Karena seseorang tidak dapat menemukan pahlawan sains Muslim yang berasal tanah Pakistan, buku-buku untuk anak-anak tak pelak memuliakan orang-orang Arab dari Zaman Keemasan, seperti Al-Battani, Ibn-e-Shatir, Ibn-e-Haytham, dan lain-lain. 

Meski tokoh-tokoh ilmu pengetahuan Muslim ini adalah pemecah jalan sejati, penganut jalan tengah, mereka tidak berfungsi dengan baik sebagai panutan. 

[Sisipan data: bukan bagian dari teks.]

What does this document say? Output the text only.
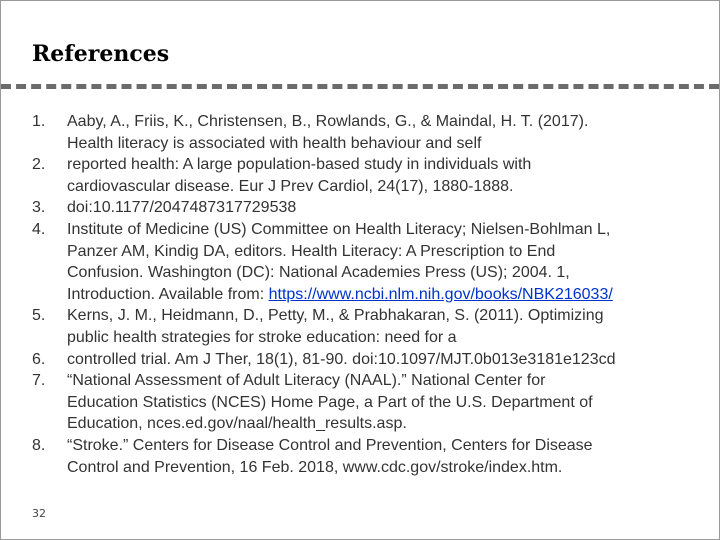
References
1.	Aaby, A., Friis, K., Christensen, B., Rowlands, G., & Maindal, H. T. (2017).
Health literacy is associated with health behaviour and self
2.	reported health: A large population-based study in individuals with
cardiovascular disease. Eur J Prev Cardiol, 24(17), 1880-1888.
3.	doi:10.1177/2047487317729538
4.	Institute of Medicine (US) Committee on Health Literacy; Nielsen-Bohlman L,
Panzer AM, Kindig DA, editors. Health Literacy: A Prescription to End
Confusion. Washington (DC): National Academies Press (US); 2004. 1,
Introduction. Available from: https://www.ncbi.nlm.nih.gov/books/NBK216033/
5.	Kerns, J. M., Heidmann, D., Petty, M., & Prabhakaran, S. (2011). Optimizing
public health strategies for stroke education: need for a
6.	controlled trial. Am J Ther, 18(1), 81-90. doi:10.1097/MJT.0b013e3181e123cd
7.	“National Assessment of Adult Literacy (NAAL).” National Center for
Education Statistics (NCES) Home Page, a Part of the U.S. Department of
Education, nces.ed.gov/naal/health_results.asp.
8.	“Stroke.” Centers for Disease Control and Prevention, Centers for Disease
Control and Prevention, 16 Feb. 2018, www.cdc.gov/stroke/index.htm.
32
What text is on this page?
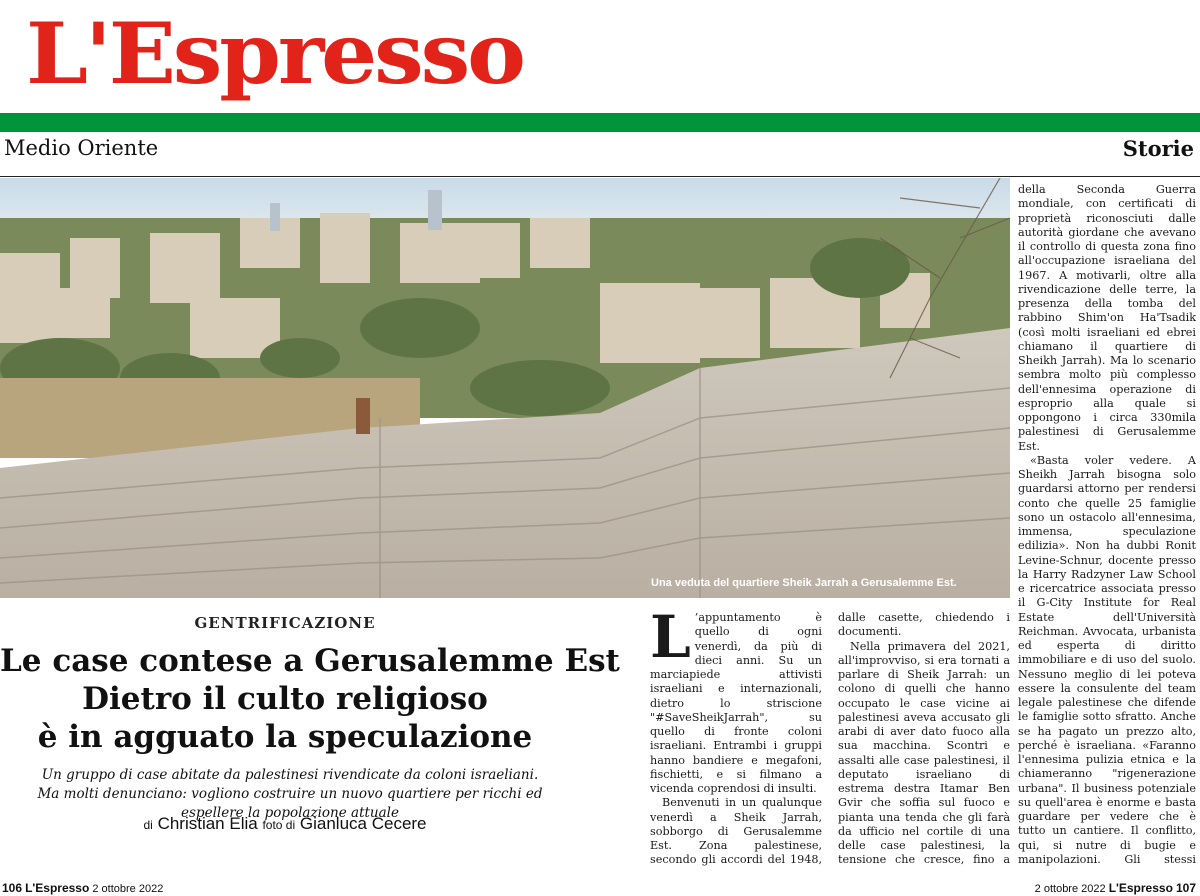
L'Espresso
Medio Oriente	Storie
Una veduta del quartiere Sheik Jarrah a Gerusalemme Est.
GENTRIFICAZIONE
Le case contese a Gerusalemme Est
Dietro il culto religioso
è in agguato la speculazione
Un gruppo di case abitate da palestinesi rivendicate da coloni israeliani. Ma molti denunciano: vogliono costruire un nuovo quartiere per ricchi ed espellere la popolazione attuale
di Christian Elia foto di Gianluca Cecere
L ’appuntamento è quello di ogni venerdì, da più di dieci anni. Su un marciapiede attivisti israeliani e internazionali, dietro lo striscione "#SaveSheikJarrah", su quello di fronte coloni israeliani. Entrambi i gruppi hanno bandiere e megafoni, fischietti, e si filmano a vicenda coprendosi di insulti.

Benvenuti in un qualunque venerdì a Sheik Jarrah, sobborgo di Gerusalemme Est. Zona palestinese, secondo gli accordi del 1948,

dalle casette, chiedendo i documenti.

Nella primavera del 2021, all'improvviso, si era tornati a parlare di Sheik Jarrah: un colono di quelli che hanno occupato le case vicine ai palestinesi aveva accusato gli arabi di aver dato fuoco alla sua macchina. Scontri e assalti alle case palestinesi, il deputato israeliano di estrema destra Itamar Ben Gvir che soffia sul fuoco e pianta una tenda che gli farà da ufficio nel cortile di una delle case palestinesi, la tensione che cresce, fino a

della Seconda Guerra mondiale, con certificati di proprietà riconosciuti dalle autorità giordane che avevano il controllo di questa zona fino all'occupazione israeliana del 1967. A motivarli, oltre alla rivendicazione delle terre, la presenza della tomba del rabbino Shim'on Ha'Tsadik (così molti israeliani ed ebrei chiamano il quartiere di Sheikh Jarrah). Ma lo scenario sembra molto più complesso dell'ennesima operazione di esproprio alla quale si oppongono i circa 330mila palestinesi di Gerusalemme Est.

«Basta voler vedere. A Sheikh Jarrah bisogna solo guardarsi attorno per rendersi conto che quelle 25 famiglie sono un ostacolo all'ennesima, immensa, speculazione edilizia». Non ha dubbi Ronit Levine-Schnur, docente presso la Harry Radzyner Law School e ricercatrice associata presso il G-City Institute for Real Estate dell'Università Reichman. Avvocata, urbanista ed esperta di diritto immobiliare e di uso del suolo. Nessuno meglio di lei poteva essere la consulente del team legale palestinese che difende le famiglie sotto sfratto. Anche se ha pagato un prezzo alto, perché è israeliana. «Faranno l'ennesima pulizia etnica e la chiameranno "rigenerazione urbana". Il business potenziale su quell'area è enorme e basta guardare per vedere che è tutto un cantiere. Il conflitto, qui, si nutre di bugie e manipolazioni. Gli stessi

106 L'Espresso 2 ottobre 2022	2 ottobre 2022 L'Espresso 107
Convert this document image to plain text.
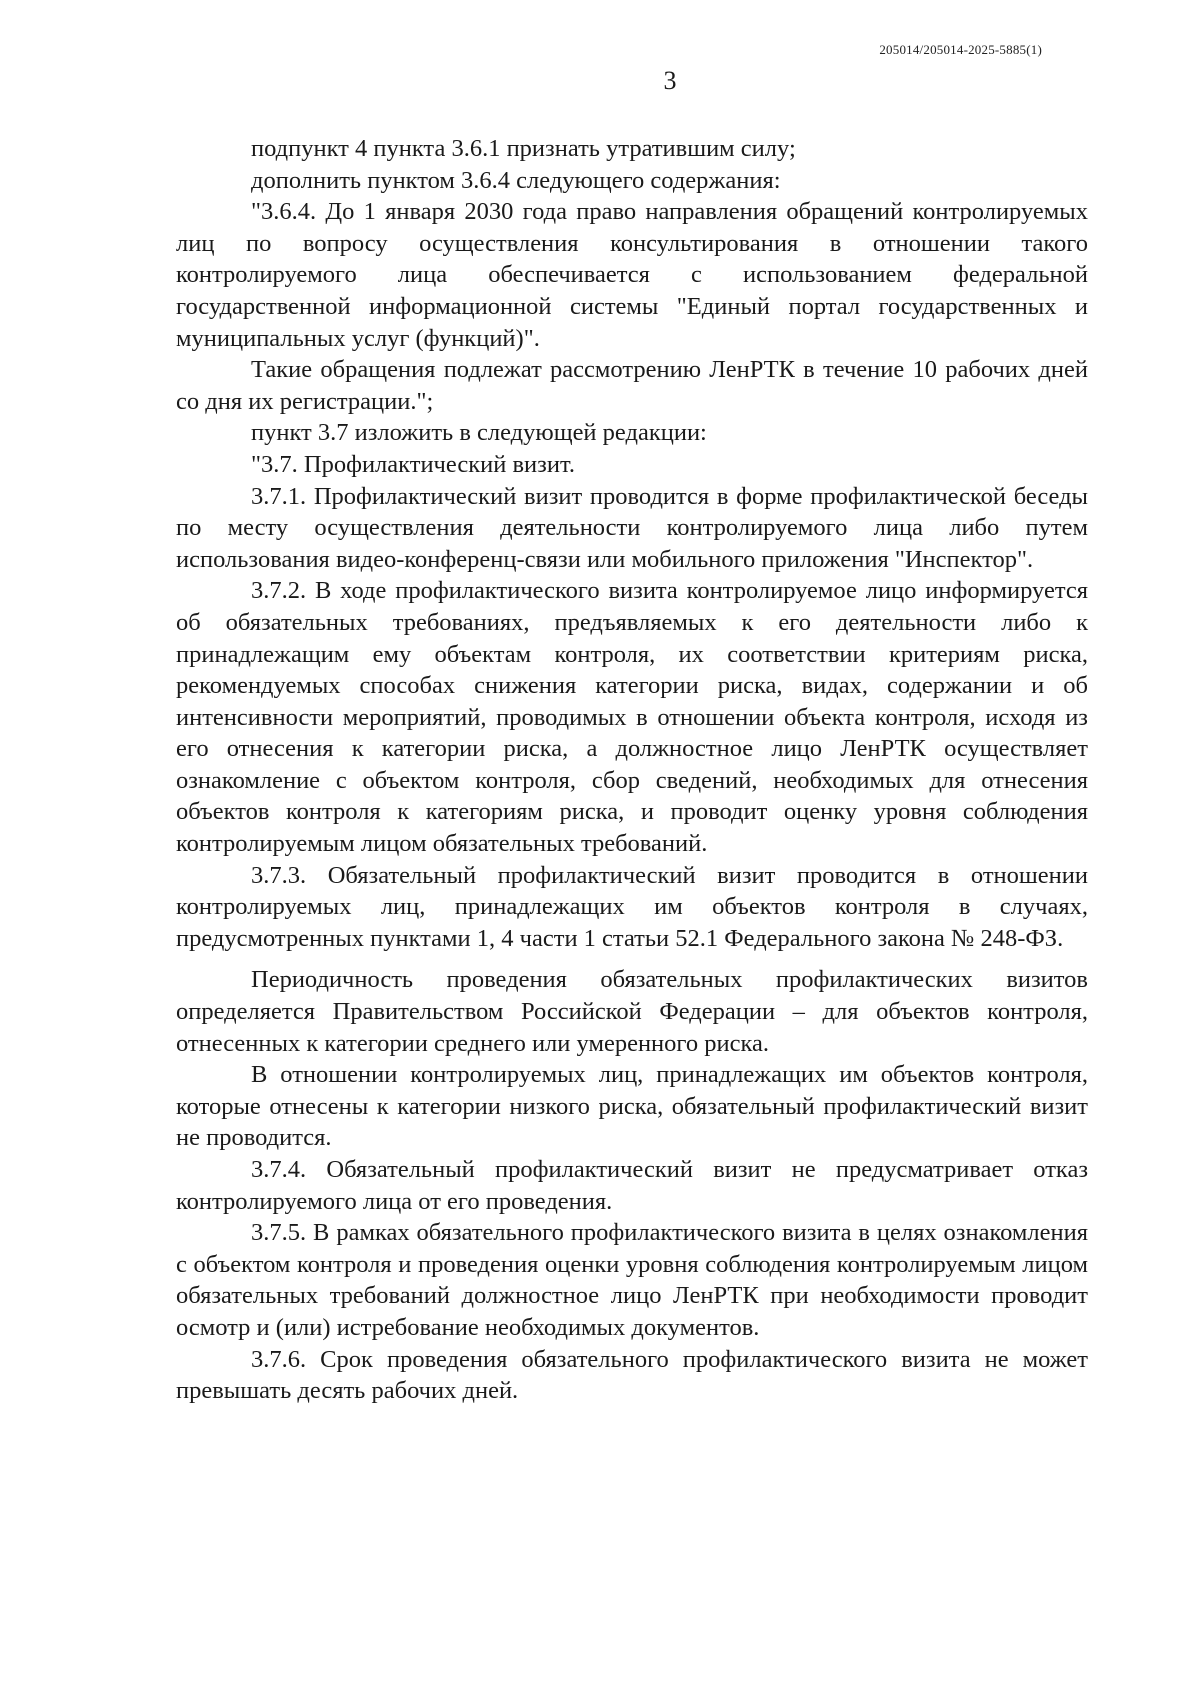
205014/205014-2025-5885(1)
3

подпункт 4 пункта 3.6.1 признать утратившим силу;

дополнить пунктом 3.6.4 следующего содержания:

"3.6.4. До 1 января 2030 года право направления обращений контролируемых лиц по вопросу осуществления консультирования в отношении такого контролируемого лица обеспечивается с использованием федеральной государственной информационной системы "Единый портал государственных и муниципальных услуг (функций)".

Такие обращения подлежат рассмотрению ЛенРТК в течение 10 рабочих дней со дня их регистрации.";

пункт 3.7 изложить в следующей редакции:

"3.7. Профилактический визит.

3.7.1. Профилактический визит проводится в форме профилактической беседы по месту осуществления деятельности контролируемого лица либо путем использования видео-конференц-связи или мобильного приложения "Инспектор".

3.7.2. В ходе профилактического визита контролируемое лицо информируется об обязательных требованиях, предъявляемых к его деятельности либо к принадлежащим ему объектам контроля, их соответствии критериям риска, рекомендуемых способах снижения категории риска, видах, содержании и об интенсивности мероприятий, проводимых в отношении объекта контроля, исходя из его отнесения к категории риска, а должностное лицо ЛенРТК осуществляет ознакомление с объектом контроля, сбор сведений, необходимых для отнесения объектов контроля к категориям риска, и проводит оценку уровня соблюдения контролируемым лицом обязательных требований.

3.7.3. Обязательный профилактический визит проводится в отношении контролируемых лиц, принадлежащих им объектов контроля в случаях, предусмотренных пунктами 1, 4 части 1 статьи 52.1 Федерального закона № 248-ФЗ.

Периодичность проведения обязательных профилактических визитов определяется Правительством Российской Федерации – для объектов контроля, отнесенных к категории среднего или умеренного риска.

В отношении контролируемых лиц, принадлежащих им объектов контроля, которые отнесены к категории низкого риска, обязательный профилактический визит не проводится.

3.7.4. Обязательный профилактический визит не предусматривает отказ контролируемого лица от его проведения.

3.7.5. В рамках обязательного профилактического визита в целях ознакомления с объектом контроля и проведения оценки уровня соблюдения контролируемым лицом обязательных требований должностное лицо ЛенРТК при необходимости проводит осмотр и (или) истребование необходимых документов.

3.7.6. Срок проведения обязательного профилактического визита не может превышать десять рабочих дней.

Orang-orang dari abad lalu tidak dapat menginspirasi anak-anak hari ini. Alasan lain, kegembiraan diilhami oleh orang-orang 'dari jenis Anda sendiri', dimana orang Arab jelas berbeda dari orang-orang di sekitar wilayah itu. 

Ilmuwan Hindu kuno bisa saja menemukan beberapa tempat dalam buku-buku Pakistan. Namun, mereka dikecualikan dengan alasan ideologis karena ‘woh hum main say nahin hain’ (mereka bukan kita).

Baca juga: Gus Baha: Dulu Orang Berkorban untuk Negara, Kini Malah Meminta 

Sebaliknya, banyak orang Pakistan dengan cemas mencari akar leluhur di Arab, Afghanistan dan Asia Tengah. 

Ideologi dan sains seperti minyak dan air, dimana mereka menolak untuk bercampur. Sains hanya peduli tentang fakta dan logika, bukan suka dan tidak suka pribadi.  

Sejarah disebut penuh dengan contoh-contoh upaya yang gagal untuk memadukan sains dengan keyakinan yang dijunjung tinggi. Ketika Stalin berusaha memaksakan pandangan Marxisnya pada biologi Soviet melalui pialang pilihannya, Trofim Lysenko hampir menghancurkan pertanian dan kehutanan. 

"Nasib baik Soviet Rusia adalah ia memiliki komunitas ilmiah yang cukup kuat untuk melawan campur tangan Lysenko. Pakistan belum begitu beruntung," katanya. 

Meskipun ada Kementerian Sains, beberapa badan ilmiah, serta ratusan institusi yang mengaku mengajar atau melakukan penelitian dalam sains, tidak ada komunitas ilmuwan sejati. 

Badan-badan ilmiah yang terdengar tinggi, seperti Akademi Ilmu Pengetahuan Pakistan, disebut sebagai lelucon mengingat posisinya yang tidak dihormati secara internasional dan harus dibubarkan. 

Setiap jenis usaha intelektual, termasuk sains, membutuhkan lingkungan budaya dan sosial yang memungkinkan untuk berkembang. Sains bisa tercekik ketika para ilmuwan dinilai berdasarkan agama, ras, etnis, atau kriteria apa pun selain pencapaian ilmiah. 

"Sebelum Pakistan dapat menghasilkan ilmu yang sesuai dengan namanya, Pakistan harus mengatasi prasangka yang dianutnya. Ia harus belajar menghargai semua orang yang berbagi warisan bersama umat manusia," lanjut Hoodbhoy.